A relação entre tecnologia e indústria de base no primeiro mundo, incluindo relações específicas entre capital, trabalho, mercados, e meios de produção quase nunca é considerada como um aspecto da proliferação dos livros de artista, apesar do papel óbvio que esses elementos têm no contexto que tornou esse desenvolvimento possível. Apenas no nível de transformações da tecnologia essas conexões são manifestas em todos os aspectos da produção de um livro — por exemplo, considere as possibilidades que a fotocomposição, a tipografia digital e a editoração eletrônica tornaram disponíveis para a manipulação do texto na página, sem mencionar os modos em que a indústria da publicidade ampliou as possibilidades do design. Existe uma tendência, nesta área assim como em outros campos das artes, de escrever a história dos livros de artista — ou, até mesmo, de atividades relacionadas como a história dos livres d'artistes — como se o contexto especifico do primeiro mundo fosse irrelevante. Esta é uma área em que a obra de alguém como Felipe Ehrenberg daria um estudo particularmente rico uma vez que sua atividade artística perpassa o primeiro e o terceiro mundo nos campos cultural, social e econômico e ele tem se envolvido com o ensino das artes do livro e impressão em uma grande variedade de circunstâncias e comunidades. 13

Ann Chamberlain me passou uma informação interessante quando eu estava trabalhando com ela em um ensaio para acompanhar uma exposição com a sua curadoria na Galeria de la Raza em San Francisco no outono de 1992. Ela comentou que na cidade do México, pode-se contratar as habilidades de tipógrafos impressores a baixo custo, pois eles trabalham nas arcadas de uma particular praça pública e imprimem sob demanda, no local, de modo que muitos artistas do livro utilizam este serviço, mas do que imprimir seus próprios textos ou obter os meios para fazêlo.
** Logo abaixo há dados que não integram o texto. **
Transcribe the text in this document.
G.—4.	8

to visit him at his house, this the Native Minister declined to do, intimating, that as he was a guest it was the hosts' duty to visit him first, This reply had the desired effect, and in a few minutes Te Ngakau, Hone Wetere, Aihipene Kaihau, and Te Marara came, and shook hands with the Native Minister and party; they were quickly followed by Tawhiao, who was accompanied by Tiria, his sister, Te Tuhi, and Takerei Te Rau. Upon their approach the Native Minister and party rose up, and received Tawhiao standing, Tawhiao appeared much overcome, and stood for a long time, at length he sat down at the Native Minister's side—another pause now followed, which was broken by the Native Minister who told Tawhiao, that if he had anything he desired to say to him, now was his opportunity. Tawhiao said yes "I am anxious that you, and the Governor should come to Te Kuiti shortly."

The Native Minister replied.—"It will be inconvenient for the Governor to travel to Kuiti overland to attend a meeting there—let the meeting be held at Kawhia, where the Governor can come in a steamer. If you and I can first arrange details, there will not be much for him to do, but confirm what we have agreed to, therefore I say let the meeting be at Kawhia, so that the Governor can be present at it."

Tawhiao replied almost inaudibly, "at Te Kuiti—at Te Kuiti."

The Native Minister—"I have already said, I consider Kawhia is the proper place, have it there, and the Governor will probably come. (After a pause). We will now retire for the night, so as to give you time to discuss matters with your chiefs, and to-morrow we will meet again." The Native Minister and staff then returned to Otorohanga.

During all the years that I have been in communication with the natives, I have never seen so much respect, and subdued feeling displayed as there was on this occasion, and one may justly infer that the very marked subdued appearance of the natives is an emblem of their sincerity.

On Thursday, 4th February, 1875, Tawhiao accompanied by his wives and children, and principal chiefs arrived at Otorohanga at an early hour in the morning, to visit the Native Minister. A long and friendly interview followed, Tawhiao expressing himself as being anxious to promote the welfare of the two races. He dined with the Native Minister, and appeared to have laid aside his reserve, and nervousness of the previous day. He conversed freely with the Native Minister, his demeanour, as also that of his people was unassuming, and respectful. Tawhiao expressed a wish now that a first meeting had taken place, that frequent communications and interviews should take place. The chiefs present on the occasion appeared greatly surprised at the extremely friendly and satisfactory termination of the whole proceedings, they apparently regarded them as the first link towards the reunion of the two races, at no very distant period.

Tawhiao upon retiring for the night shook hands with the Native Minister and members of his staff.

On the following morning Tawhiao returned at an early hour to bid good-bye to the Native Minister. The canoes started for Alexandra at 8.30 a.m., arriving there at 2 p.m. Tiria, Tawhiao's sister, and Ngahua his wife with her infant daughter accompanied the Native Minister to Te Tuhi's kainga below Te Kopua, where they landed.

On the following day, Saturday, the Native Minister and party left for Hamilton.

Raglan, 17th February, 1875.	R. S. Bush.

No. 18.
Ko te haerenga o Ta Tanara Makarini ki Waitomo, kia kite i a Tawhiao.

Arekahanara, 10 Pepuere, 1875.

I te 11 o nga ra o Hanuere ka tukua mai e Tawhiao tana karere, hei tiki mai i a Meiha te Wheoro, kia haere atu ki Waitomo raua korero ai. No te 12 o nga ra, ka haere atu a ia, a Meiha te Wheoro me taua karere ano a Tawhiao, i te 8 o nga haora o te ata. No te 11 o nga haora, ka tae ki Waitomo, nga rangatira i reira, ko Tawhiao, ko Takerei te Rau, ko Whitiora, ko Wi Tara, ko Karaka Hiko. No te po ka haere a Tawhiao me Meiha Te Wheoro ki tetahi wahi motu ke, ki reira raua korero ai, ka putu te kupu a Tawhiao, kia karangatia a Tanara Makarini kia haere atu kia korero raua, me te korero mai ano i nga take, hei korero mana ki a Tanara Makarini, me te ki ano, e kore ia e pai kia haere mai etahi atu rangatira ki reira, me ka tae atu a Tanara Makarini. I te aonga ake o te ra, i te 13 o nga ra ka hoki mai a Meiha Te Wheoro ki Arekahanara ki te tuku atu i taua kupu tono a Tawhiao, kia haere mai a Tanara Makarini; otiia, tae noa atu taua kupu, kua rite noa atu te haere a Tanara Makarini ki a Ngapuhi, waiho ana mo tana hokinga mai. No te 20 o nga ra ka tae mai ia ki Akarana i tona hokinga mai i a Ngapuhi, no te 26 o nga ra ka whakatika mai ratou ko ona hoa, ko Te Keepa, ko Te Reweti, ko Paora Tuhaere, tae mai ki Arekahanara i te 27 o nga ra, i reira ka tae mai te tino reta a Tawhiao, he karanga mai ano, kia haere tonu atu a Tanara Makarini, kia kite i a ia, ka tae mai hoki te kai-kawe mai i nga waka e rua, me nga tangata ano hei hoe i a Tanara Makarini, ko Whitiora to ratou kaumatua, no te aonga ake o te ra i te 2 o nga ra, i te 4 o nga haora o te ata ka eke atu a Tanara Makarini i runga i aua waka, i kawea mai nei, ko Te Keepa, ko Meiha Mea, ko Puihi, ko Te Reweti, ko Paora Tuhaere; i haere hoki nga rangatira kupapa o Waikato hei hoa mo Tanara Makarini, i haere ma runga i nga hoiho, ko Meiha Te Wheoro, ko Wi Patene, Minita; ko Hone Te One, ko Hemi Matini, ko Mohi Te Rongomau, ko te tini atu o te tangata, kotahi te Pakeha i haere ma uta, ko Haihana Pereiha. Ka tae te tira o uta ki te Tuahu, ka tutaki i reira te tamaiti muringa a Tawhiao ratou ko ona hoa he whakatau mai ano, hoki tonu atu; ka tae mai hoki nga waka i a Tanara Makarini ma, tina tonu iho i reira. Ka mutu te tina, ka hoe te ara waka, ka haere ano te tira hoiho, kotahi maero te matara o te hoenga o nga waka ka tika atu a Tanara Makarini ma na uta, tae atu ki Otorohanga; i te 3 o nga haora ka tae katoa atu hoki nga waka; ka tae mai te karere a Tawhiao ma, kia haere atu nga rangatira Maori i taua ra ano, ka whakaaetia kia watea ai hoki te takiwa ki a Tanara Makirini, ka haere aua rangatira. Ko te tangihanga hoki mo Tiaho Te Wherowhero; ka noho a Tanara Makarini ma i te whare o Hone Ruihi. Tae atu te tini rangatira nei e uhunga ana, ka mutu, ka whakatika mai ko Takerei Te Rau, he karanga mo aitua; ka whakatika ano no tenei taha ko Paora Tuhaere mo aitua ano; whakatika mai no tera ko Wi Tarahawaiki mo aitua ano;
Existe uma anedota que demonstra as diferenças na economia da tecnologia de impressão e disponibilidade em diferentes culturas. Existem também muitos artistas fazendo livros que conseguem acesso ao equipamento por trabalhar em oficinas durante o dia e imprimem o próprio trabalho nas horas de folga. 14

Clifton Meador sempre comenta como é legal a “má” impressão — ou como pode ser legal na situação correta. Tal “má” impressão revela-se aos olhos entendidos, mostrando efeitos da manipulação dos processos de impressão com respeito a pressão, água, entintagem e assim por diante. Fine Print journal, que foi estabelecida em San Francisco por Sandra Kirschenbaum em 1975, e funcionou por quinze anos, foi uma arena relativamente contemporânea para a discussão do trabalho das edições de luxo, assim como a efêmera Bookways, publicada por W. Thomas Taylor, enquanto as colunas de Print Collector's Newsletter sempre resenham livres d'artistes, dada sua audiência de colecionadores de estampas. Nancy Princenthal chamou a atenção para livros de artista em sua coluna no PCN por muitos anos, uma notável exceção. De novo, estes são apenas os exemplos mais comuns, e existem outras publicações dirigidas a esse gênero no mercado internacional — como as Nouvelles de l'Estampe, da Bibliothèque Nationale em Paris, para não mencionar os muitos catálogos de antiquários e vendedores dirigidos a bibliófilos para quem os livros de artista ainda são uma região desconhecida, não mapeada.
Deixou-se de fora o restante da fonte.